C’est sa première fois. La première fois depuis son élection que le nouveau maire de Marseille prend la parole devant la presse. Le 22 décembre, alors invité de France Inter, Benoît Payan déclinait les trois priorités du mandat : l’école, le logement et la crise sanitaire. Et assurait que le cap fixé ces premiers mois par Michèle Rubirola, restait inchangé. Mais le socialiste entend marquer son empreinte et impulser une nouvelle dynamique.

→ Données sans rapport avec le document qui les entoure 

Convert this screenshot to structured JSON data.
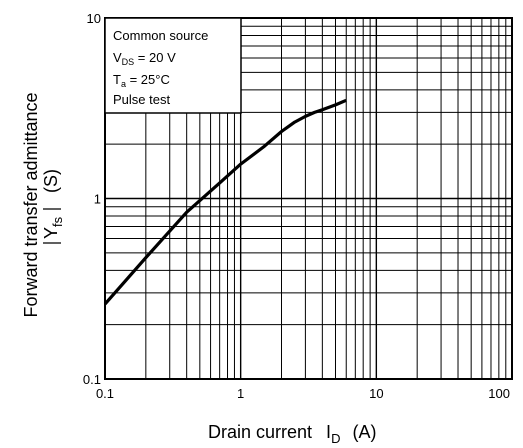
{
  "chart_data": {
    "type": "line",
    "scale": {
      "x": "log",
      "y": "log"
    },
    "xlim": [
      0.1,
      100
    ],
    "ylim": [
      0.1,
      10
    ],
    "grid": true,
    "x_ticks": [
      "0.1",
      "1",
      "10",
      "100"
    ],
    "y_ticks": [
      "0.1",
      "1",
      "10"
    ],
    "xlabel": {
      "main": "Drain current",
      "symbol": "I",
      "sub": "D",
      "unit": "(A)"
    },
    "ylabel": {
      "line1": "Forward transfer admittance",
      "symbol": "Y",
      "sub": "fs",
      "unit": "(S)"
    },
    "annotation": {
      "line1": "Common source",
      "line2_symbol": "V",
      "line2_sub": "DS",
      "line2_rest": " = 20 V",
      "line3_symbol": "T",
      "line3_sub": "a",
      "line3_rest": " = 25°C",
      "line4": "Pulse test"
    },
    "series": [
      {
        "x": [
          0.1,
          0.2,
          0.4,
          0.7,
          1.0,
          1.5,
          2.0,
          2.5,
          3.0,
          3.5,
          4.0,
          5.0,
          6.0
        ],
        "values": [
          0.26,
          0.47,
          0.84,
          1.22,
          1.55,
          1.95,
          2.35,
          2.65,
          2.85,
          3.0,
          3.1,
          3.3,
          3.5
        ]
      }
    ]
  }
}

Lui conçoit la politique comme l’amour : « Il y a les actes et il y a les mots ». Alors, place « à l’action » en s’imposant comme l’homme de « la rupture ». Paradoxalement, pour définitivement tourner la page d’une époque qu’il a tant critiquée au sein de l’hémicycle municipal. Puis écrire une nouvelle histoire en rose, mais surtout « plus juste, plus verte et plus vertueuse » avec les Marseillais(es).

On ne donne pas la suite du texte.